Ubicado en el corazón de las célebres Alpilles, un pueblo se alza con orgullo, honrado con la prestigiosa etiqueta de ‘Los Más Bellos Pueblos de Francia’. Sus calles empedradas, acunadas por la historia, te invitan a un paseo sensorial. En lo alto, los vestigios de su castillo en ruinas cuentan los ecos de un pasado glorioso, mientras que sus piedras se mezclan armoniosamente con el paisaje provenzal, un cuadro vivo de lavandas y olivos. Este santuario de tranquilidad y belleza auténtica es una verdadera invitación a descubrir los encantos ocultos de la región, un lugar donde cada rincón resuena con historias por contar.
Un viaje en las Alpilles
En el corazón de la región de Provence-Alpes-Côte d’Azur, se encuentra un pueblo de belleza singular, consagrado entre los Los Más Bellos Pueblos de Francia. Esta joya pintoresca, dominada por un castillo en ruinas, se presta para una inmersión total en la historia y la tradición de los paisajes provenzales.
Un panorama impresionante
Cuando te acercas a este pueblo, la ascensión hacia el castillo te recompensa con una vista inmejorable. Las colinas ondulantes de las Alpilles se suceden ante tus ojos, salpicadas de olivar y viñedos que se extienden hasta el infinito. El espectáculo es deslumbrante en cualquier temporada:
- Primavera: los campos de flores colorean el paisaje.

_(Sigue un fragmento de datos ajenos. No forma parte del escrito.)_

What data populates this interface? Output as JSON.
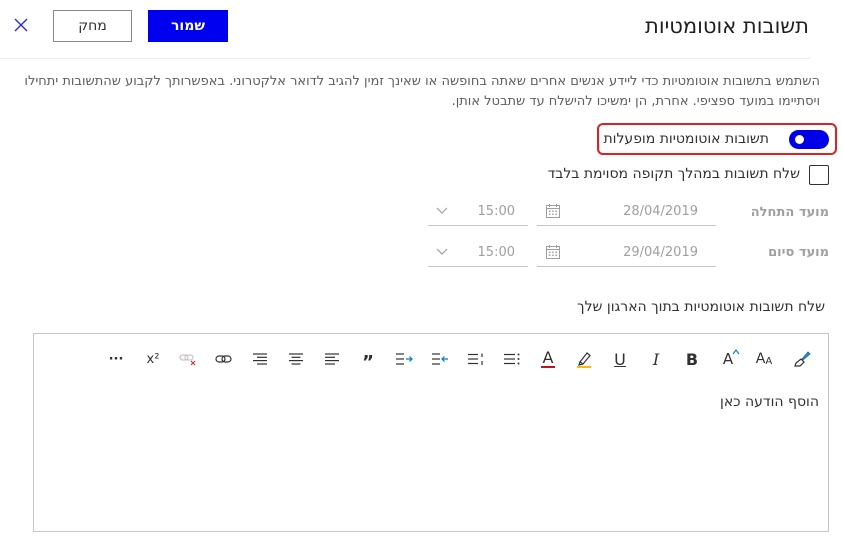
{
  "header": {
    "title": "תשובות אוטומטיות",
    "save_label": "שמור",
    "discard_label": "מחק"
  },
  "description": "השתמש בתשובות אוטומטיות כדי ליידע אנשים אחרים שאתה בחופשה או שאינך זמין להגיב לדואר אלקטרוני. באפשרותך לקבוע שהתשובות יתחילו ויסתיימו במועד ספציפי. אחרת, הן ימשיכו להישלח עד שתבטל אותן.",
  "auto_reply_toggle": {
    "label": "תשובות אוטומטיות מופעלות",
    "on": true
  },
  "time_period": {
    "label": "שלח תשובות במהלך תקופה מסוימת בלבד",
    "checked": false
  },
  "start": {
    "label": "מועד התחלה",
    "date": "28/04/2019",
    "time": "15:00"
  },
  "end": {
    "label": "מועד סיום",
    "date": "29/04/2019",
    "time": "15:00"
  },
  "org_section_label": "שלח תשובות אוטומטיות בתוך הארגון שלך",
  "editor": {
    "placeholder": "הוסף הודעה כאן",
    "more_label": "···",
    "superscript_label": "x²",
    "quote_label": "”",
    "bold_label": "B",
    "italic_label": "I",
    "underline_label": "U",
    "font_size_label": "A",
    "font_label": "A"
  },
  "colors": {
    "accent": "#0000f0",
    "highlight_border": "#e02020",
    "font_color_bar": "#c50f1f",
    "highlight_bar": "#ffb900"
  }
}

- Verano: la arcilla dorada se ilumina bajo el sol radiante.
- Otoño: las viñas se visten de tonos ardientes.
- Invierno: el encanto de las calles desiertas invita a la serenidad.
Una riqueza patrimonial

El pueblo, orgullo de su patrimonio, está repleto de tesoros arquitectónicos. Entre los imprescindibles, destacamos:
- Las ruinas del castillo, testigos de un pasado glorioso.
- La iglesia histórica, con su encanto atemporal.
- Calles empedradas, cunas de la artesanía local.
Un ambiente auténtico y amigable
Pasear por los rincones del pueblo es sentir toda el alma de la Provenza. Las fachadas de piedra y las terrazas sombreadas por plátanos crean un marco ideal para degustar las especialidades locales. El pueblo también ofrece:
- Mercados de artesanos, donde los productos locales se exhiben con orgullo.
- Restaurantes que honran la gastronomía provenzal.
Descubrir los alrededores
El patrimonio natural y cultural no se detiene en las puertas del pueblo. La región ofrece numerosas posibilidades de exploración:
- Rutas de senderismo a través de las ALPILLES.
- Visitas a encantadores pueblos vecinos.
- Actividades al aire libre, para los amantes de la naturaleza.
| Atractivo | Descripción |
| Castillo en ruinas | Domina el pueblo, símbolo de su historia. |
| Iglesia | Monumento histórico, reflejo del patrimonio cultural. |
| Callejones estrechos | Pavimentados y pintorescos, invitan a pasear. |
| Restaurantes | Deliciosas especialidades locales, como la tapenade. |
| Mercados provenzales | Productos artesanales, la autenticidad al alcance. |
Preguntas frecuentes

¿Cuál es el mejor momento para visitar este pueblo? La primavera y el otoño son ideales, ofreciendo un clima agradable y paisajes impresionantes.
¿Qué actividades se pueden hacer en los alrededores? Puedes disfrutar de senderismo, visitar otros pueblos pintorescos y saborear la gastronomía local.
¿Hay eventos culturales en el pueblo? Sí, el pueblo organiza regularmente festivales y mercados, destacando su patrimonio y gastronomía.
¿Cómo acceder al pueblo? El pueblo es fácilmente accesible en coche y cuenta con aparcamientos cerca de los puntos de interés.